The Theosophical
Society in Australia

Blavatsky Lodge Sydney

The Wallace Line

Public Talk, 1.00 - 2.00 pm, 19 September 2018.

Featured Speaker:Suzanne and Patrick Medway
Venue:The Blavatsky Lodge

rare opportunity to hear Suzanne and Patrick Medway 1pm September 19

About the Presentation

The Wallace Line is the fauna and flora boundary line drawn in 1859 by the British naturalist Alfred Russel Wallace (1823-1913). The present talk will explore this transitional zone between Asia and Australia.

About the Presenters

Suzanne Medway, National President of the Australian Wildlife Society since 2011, and Patrick Medway, former President (now CEO and Hon. Secretary) were both appointed Members of the Order of Australia in 2003 for their distinguished services to Australian wildlife conservation and education, and the raising of its profile worldwide. 

Patrick Medway, a keen ornithologist, has campaigned tirelessly to reduce land-clearing to save Australia's native wildlife. Our well-published presenters have also served as editors of Australian Wildlife magazine.

Alfred Russel Wallace and the Theosophical Society

The English naturalist, geographer, anthropologist, and biologist was born in Llanbadoc, Monmouthshire, Wales, on January 8, 1823, and died at Broadstone in Dorset, England, on November 7, 1913. Wallace was famous for having formulated, simultaneously with Charles Darwin, a theory about the origin of species by natural selection. Among his many distinctions Wallace was awarded the Royal Society’s Royal Medal in 1868 and the Copley Metal and the Order of Merit both in 1908; he was elected a Fellow of the Royal Society in 1893. His most important work, Contributions to the Theory of Natural Selection, was published in 1870, and in it he differed from Darwin, contending that mankind had not, like other animals, been produced by the unaided operation of natural selection, but that other, some nonphysical, causes had operated.

Within the Theosophical Society he is famous for being one of our illustrious members. Wallace was active in social matters, supporting the rights of workers and admiring Edward Bellamy's utopian novel Looking Backward, which appealed to many Theosophists also.

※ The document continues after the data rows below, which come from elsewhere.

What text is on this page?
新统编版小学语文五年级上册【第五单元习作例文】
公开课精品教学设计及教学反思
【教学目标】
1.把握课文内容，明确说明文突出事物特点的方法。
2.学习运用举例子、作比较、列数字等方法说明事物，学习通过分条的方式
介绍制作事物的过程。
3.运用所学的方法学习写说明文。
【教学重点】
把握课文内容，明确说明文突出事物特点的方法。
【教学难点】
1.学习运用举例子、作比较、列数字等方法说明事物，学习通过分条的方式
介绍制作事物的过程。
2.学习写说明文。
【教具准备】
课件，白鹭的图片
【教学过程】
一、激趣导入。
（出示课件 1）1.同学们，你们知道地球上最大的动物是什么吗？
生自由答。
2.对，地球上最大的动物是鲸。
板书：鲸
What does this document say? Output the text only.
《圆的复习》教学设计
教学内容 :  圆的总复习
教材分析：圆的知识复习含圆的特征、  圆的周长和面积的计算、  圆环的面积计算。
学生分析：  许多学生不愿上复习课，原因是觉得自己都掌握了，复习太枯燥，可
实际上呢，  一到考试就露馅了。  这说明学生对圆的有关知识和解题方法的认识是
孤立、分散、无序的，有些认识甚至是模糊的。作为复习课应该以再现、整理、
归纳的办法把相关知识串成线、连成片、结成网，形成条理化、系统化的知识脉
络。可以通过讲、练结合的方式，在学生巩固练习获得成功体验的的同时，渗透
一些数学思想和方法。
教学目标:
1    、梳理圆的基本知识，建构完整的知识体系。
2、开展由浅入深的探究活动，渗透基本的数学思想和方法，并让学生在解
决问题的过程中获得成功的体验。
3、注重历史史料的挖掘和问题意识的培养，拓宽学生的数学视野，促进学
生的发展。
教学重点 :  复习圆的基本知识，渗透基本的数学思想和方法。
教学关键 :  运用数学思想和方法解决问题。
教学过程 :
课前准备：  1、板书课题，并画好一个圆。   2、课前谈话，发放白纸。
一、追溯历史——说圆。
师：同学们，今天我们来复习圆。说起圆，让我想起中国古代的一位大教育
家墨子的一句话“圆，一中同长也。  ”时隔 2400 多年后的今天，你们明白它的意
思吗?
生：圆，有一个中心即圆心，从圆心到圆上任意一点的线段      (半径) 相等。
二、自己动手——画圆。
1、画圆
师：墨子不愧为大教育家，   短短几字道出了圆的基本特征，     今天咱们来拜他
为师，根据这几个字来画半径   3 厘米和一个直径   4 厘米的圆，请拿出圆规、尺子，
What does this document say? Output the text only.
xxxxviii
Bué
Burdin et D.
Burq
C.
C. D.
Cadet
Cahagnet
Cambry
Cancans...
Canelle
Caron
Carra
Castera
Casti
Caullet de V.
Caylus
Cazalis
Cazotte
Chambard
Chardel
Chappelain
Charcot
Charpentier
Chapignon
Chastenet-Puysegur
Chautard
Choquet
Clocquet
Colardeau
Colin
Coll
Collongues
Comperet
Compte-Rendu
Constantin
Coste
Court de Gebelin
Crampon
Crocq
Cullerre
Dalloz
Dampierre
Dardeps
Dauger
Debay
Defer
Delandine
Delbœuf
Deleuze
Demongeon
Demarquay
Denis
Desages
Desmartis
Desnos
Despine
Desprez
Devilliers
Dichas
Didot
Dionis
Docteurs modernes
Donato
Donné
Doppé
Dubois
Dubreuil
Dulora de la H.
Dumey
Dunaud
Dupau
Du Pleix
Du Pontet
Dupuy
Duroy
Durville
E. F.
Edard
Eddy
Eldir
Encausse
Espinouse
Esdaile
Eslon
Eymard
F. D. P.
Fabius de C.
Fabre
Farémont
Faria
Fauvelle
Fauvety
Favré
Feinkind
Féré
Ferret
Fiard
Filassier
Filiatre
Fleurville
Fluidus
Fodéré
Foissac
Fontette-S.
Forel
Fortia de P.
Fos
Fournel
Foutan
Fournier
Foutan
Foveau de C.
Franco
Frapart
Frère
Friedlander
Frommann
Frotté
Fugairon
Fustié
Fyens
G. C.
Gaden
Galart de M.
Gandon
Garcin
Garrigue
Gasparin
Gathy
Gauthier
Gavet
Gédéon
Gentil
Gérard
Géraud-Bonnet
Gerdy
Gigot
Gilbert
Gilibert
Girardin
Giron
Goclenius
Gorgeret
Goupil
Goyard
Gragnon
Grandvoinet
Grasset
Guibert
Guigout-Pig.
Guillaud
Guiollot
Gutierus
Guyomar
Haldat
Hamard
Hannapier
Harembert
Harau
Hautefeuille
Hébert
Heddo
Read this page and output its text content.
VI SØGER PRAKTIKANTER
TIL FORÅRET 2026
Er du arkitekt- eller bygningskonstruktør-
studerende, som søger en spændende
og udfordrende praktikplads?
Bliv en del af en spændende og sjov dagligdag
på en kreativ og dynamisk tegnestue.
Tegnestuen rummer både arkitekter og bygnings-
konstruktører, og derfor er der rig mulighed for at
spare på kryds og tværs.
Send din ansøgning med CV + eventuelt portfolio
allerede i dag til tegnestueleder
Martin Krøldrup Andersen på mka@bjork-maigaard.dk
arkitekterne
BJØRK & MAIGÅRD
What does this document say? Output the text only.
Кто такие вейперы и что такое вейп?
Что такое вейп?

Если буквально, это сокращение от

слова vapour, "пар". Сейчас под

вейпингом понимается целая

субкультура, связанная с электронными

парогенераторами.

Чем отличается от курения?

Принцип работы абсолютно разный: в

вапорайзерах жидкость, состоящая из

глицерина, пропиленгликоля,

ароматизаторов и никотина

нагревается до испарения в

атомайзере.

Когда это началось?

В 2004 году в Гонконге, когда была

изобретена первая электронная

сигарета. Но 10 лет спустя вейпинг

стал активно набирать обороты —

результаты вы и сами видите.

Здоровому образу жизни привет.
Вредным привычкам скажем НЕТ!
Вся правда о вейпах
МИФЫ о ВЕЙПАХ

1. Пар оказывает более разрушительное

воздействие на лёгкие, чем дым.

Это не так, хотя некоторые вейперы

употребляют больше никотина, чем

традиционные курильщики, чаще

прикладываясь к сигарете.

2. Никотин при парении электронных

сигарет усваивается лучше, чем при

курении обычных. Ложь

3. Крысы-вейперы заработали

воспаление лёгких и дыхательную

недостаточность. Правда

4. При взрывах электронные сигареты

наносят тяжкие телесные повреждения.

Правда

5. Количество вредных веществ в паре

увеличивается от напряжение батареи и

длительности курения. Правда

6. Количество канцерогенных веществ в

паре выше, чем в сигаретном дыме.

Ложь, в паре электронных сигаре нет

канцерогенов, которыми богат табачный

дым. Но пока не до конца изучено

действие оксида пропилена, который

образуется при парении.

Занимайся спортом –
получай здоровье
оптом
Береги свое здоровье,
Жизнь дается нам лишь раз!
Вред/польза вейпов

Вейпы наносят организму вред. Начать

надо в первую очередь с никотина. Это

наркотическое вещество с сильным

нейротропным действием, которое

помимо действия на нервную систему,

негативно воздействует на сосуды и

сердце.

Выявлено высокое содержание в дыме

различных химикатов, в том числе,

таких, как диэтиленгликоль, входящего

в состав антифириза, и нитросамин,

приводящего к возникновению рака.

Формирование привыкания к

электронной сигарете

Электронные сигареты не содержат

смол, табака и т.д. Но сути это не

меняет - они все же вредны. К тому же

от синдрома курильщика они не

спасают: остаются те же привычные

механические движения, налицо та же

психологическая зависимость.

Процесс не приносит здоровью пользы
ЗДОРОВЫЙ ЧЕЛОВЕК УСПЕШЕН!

He was interested in Spiritualism and other psychic phenomena and in 1875 published On Miracles and Modern Spiritualism (revised and expanded third edition in 1896), in which he gave experimental reasons for his beliefs. He joined the Theosophical Society in 1876, shortly after its foundation, and was presented with  a copy of  ISIS UNVEILED by its author.  Wallace had already been in correspondence with H. S. Olcott, who sent him a copy of his book People from the Other Worlds (published 1875).